Department of Trauma and Emergency Surgery, Linkou Chang Gung Memorial Hospital, No. 5, Fuxing St., Guishan Dist., Taoyuan City, Taiwan.
Chang Gung University, No. 259, Wenhua 1st Rd., Guishan Dist., Taoyuan City, Taiwan.
Eur J Trauma Emerg Surg. 2024 Jun;50(3):809-820. doi: 10.1007/s00068-023-02403-9. Epub 2023 Dec 14.
This study aimed to elucidate the treatment approach for blunt splenic injuries concurrently involving the aorta. We hypothesized that non-operative management failure rates would be higher in such cases, necessitating increased hemorrhage control surgeries.
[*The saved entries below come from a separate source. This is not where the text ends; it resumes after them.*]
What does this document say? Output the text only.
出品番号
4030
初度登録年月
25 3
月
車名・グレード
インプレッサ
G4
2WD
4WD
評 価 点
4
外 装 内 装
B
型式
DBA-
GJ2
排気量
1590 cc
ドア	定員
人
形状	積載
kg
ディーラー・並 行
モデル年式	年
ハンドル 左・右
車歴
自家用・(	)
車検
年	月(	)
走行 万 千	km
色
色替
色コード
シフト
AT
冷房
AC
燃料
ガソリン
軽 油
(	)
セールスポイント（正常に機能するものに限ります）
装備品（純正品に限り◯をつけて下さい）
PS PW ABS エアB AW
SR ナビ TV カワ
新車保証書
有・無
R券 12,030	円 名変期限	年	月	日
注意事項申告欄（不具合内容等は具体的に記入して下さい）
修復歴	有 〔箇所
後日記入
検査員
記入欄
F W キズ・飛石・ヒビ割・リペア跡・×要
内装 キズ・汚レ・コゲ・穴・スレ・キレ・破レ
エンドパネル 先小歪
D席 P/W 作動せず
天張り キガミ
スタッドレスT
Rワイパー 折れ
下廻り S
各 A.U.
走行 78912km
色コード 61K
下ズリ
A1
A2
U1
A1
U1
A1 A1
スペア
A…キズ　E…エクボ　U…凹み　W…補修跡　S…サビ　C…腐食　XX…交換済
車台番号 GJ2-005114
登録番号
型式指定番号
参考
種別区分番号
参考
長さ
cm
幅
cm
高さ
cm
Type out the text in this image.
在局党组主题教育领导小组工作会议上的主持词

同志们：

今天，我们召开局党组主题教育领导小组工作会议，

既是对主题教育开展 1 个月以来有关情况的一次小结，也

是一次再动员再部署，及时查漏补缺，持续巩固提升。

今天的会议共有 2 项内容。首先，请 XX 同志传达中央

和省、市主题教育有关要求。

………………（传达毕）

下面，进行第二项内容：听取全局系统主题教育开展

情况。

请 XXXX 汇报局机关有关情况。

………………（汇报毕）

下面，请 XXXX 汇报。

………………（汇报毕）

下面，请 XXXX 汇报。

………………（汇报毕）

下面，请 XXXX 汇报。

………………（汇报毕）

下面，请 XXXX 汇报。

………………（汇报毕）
Data from the Trauma Quality Improvement Program spanning 2017 to 2019 were utilized. All patients with blunt splenic trauma were considered for inclusion. We conducted comparisons between blunt splenic trauma patients with and without thoracic or abdominal aortic injuries to identify any potential disparities in treatment.
Among the 32,051 patients with blunt splenic injuries during the study period, 752 (2.3%) sustained concurrent aortic injuries. Following 2:1 propensity score matching, it was determined that the presence of aortic injuries did not significantly affect the utilization of splenic transarterial angioembolization (TAE) (7.2% vs. 8.7%, p = 0.243) or the necessity for splenectomy or splenorrhaphy (15.3% vs. 15.7%, p = 0.853). Moreover, aortic injuries were not a significant factor contributing to TAE failure, regardless of the location or severity of the injury. Patients with simultaneous splenic and aortic injuries required more red blood cell transfusion within first 4 hours (0 ml [0, 900] vs. 0 ml [0, 650], p = 0.001) and exhibited a higher mortality rate (10.6% vs. 7.9%, p = 0.038).
This study demonstrated that patients with concurrent aortic and splenic injuries presented with more severe conditions, higher mortality rates, and extended hospital stays. The presence of aortic injuries did not substantially influence the utilization of TAE or the necessity for splenectomy or splenorrhaphy. Patients of this type can be managed in accordance with current treatment guidelines. Nonetheless, given their less favorable prognosis, they necessitate prompt and proactive intervention.
本研究旨在阐明同时涉及主动脉的钝性脾损伤的治疗方法。我们假设此类情况下非手术治疗失败率会更高,需要增加出血控制手术。
利用创伤质量改进计划(Trauma Quality Improvement Program)在 2017 年至 2019 年期间的数据。所有钝性脾损伤患者均被认为符合纳入条件。我们对伴有或不伴有胸腹部主动脉损伤的钝性脾损伤患者进行了比较,以确定治疗上是否存在差异。
在研究期间,32051 例钝性脾损伤患者中,752 例(2.3%)合并主动脉损伤。经过 2:1 倾向评分匹配后,发现主动脉损伤并不显著影响脾动脉血管造影栓塞术(TAE)的应用(7.2%对 8.7%,p=0.243)或脾切除术或脾修补术的必要性(15.3%对 15.7%,p=0.853)。此外,无论损伤的位置或严重程度如何,主动脉损伤都不是导致 TAE 失败的重要因素。同时合并脾和主动脉损伤的患者在前 4 小时内需要更多的红细胞输注(0ml[0,900]对 0ml[0,650],p=0.001),且死亡率更高(10.6%对 7.9%,p=0.038)。
本研究表明,同时合并主动脉和脾损伤的患者病情更严重,死亡率更高,住院时间更长。主动脉损伤的存在并未显著影响 TAE 的应用或脾切除术或脾修补术的必要性。此类患者可以根据当前的治疗指南进行治疗。然而,鉴于其预后较差,需要及时和积极的干预。